When Georges Pompidou formed his government Marette replaced Michel Maurice-Bokanowski as Minister of Posts and Telecommunications.
Marette ran successfully for election to the Senate for the 17th district of the Seine in November 1962, but resigned his seat to Bernard Rocher so he could remain in the government.
Marette was Minister of Posts and Telecommunications from 15 April 1962 to 1 April 1967.

On 10 July 1962 a NASA rocket put the Telstar communications satellite into low Earth orbit. The satellite was not stationary relative to the Earth's surface, but orbited every 2 hours and 37 minutes. This reduced the length of time when satellite programs could be seen in both Europe and the US to fifteen minutes.
Marette took the opportunity of the first test to make an unscheduled broadcast.

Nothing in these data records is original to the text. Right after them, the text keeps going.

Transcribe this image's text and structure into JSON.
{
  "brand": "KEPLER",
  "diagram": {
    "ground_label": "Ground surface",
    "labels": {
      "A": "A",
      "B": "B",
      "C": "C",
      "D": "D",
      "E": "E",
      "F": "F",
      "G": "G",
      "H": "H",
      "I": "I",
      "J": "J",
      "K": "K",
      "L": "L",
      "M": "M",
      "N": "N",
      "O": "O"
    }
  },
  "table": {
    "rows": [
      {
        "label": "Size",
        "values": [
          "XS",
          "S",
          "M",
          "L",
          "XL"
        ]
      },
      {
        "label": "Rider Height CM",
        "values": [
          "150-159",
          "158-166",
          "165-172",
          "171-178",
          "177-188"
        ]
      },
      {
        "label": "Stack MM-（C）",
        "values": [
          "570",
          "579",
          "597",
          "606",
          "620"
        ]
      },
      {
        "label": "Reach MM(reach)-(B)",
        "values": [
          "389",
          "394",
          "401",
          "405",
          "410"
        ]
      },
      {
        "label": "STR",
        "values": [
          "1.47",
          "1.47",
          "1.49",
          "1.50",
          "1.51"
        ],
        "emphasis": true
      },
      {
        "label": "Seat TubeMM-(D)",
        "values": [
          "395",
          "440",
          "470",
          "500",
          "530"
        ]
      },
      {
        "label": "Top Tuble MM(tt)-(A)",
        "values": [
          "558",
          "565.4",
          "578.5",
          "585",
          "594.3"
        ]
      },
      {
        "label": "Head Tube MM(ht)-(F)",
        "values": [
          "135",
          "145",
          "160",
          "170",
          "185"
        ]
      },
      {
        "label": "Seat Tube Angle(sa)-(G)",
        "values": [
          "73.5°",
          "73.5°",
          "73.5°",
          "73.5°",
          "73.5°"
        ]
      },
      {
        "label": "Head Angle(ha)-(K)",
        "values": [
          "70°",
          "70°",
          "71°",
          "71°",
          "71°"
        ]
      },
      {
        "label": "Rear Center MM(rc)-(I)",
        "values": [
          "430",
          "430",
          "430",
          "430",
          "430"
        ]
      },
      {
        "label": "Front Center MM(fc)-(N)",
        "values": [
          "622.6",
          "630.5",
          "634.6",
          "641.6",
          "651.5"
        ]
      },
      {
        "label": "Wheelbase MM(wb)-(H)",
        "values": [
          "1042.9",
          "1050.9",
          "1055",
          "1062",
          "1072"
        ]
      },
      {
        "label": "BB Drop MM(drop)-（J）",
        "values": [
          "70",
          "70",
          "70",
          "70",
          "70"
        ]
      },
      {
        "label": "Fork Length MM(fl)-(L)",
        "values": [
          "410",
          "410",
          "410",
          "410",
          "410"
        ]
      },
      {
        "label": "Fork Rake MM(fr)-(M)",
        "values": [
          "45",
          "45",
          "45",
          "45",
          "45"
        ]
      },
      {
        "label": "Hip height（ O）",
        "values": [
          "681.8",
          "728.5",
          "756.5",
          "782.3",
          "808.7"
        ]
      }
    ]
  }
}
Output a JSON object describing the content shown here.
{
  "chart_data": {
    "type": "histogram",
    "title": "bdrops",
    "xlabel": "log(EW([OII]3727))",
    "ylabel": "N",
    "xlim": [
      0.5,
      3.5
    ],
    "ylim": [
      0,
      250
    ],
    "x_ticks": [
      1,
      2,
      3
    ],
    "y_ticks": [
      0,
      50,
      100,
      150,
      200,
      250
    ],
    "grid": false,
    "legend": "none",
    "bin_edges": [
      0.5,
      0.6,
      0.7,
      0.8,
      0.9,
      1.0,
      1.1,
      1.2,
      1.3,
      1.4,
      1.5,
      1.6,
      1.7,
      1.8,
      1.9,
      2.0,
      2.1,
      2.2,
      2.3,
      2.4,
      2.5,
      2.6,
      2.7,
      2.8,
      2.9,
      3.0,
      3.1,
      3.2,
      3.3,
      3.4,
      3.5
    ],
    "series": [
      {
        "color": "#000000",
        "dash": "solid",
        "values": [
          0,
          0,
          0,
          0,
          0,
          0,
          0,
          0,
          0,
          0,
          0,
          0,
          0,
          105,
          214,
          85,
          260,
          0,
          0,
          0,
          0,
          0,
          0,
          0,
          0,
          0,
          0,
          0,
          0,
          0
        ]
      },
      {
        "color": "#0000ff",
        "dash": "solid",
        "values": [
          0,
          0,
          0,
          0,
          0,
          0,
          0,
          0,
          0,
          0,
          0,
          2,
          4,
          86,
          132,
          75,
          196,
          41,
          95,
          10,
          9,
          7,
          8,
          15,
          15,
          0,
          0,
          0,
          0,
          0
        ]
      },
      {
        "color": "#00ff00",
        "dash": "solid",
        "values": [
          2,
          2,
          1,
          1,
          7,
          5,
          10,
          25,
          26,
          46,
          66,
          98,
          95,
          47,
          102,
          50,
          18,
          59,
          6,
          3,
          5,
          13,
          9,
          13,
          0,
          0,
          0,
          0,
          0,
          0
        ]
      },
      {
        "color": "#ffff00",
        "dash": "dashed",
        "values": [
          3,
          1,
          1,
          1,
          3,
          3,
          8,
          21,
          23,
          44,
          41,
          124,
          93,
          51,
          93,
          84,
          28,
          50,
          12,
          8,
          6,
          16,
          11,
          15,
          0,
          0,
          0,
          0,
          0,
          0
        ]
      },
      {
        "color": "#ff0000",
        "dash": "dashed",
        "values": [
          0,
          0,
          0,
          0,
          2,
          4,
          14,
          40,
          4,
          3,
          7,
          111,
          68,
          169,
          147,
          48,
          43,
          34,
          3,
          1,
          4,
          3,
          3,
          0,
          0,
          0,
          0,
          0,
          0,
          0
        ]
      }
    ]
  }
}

This was followed by a recorded variety program starring Yves Montand. Marette had broken an agreement with the BBC to limit the first broadcast to a test pattern and sound, and the result was a major dispute between the broadcasters.
On 24 November 1965 Marette made the first dialed telephone call from France to Britain, where he talked to Tony Benn, his counterpart.

Marette left the Ministry on 1 April 1967.
He was Deputy for Paris from 1967 to 1984.
Jacques Marette died in Paris on 25 April 1984.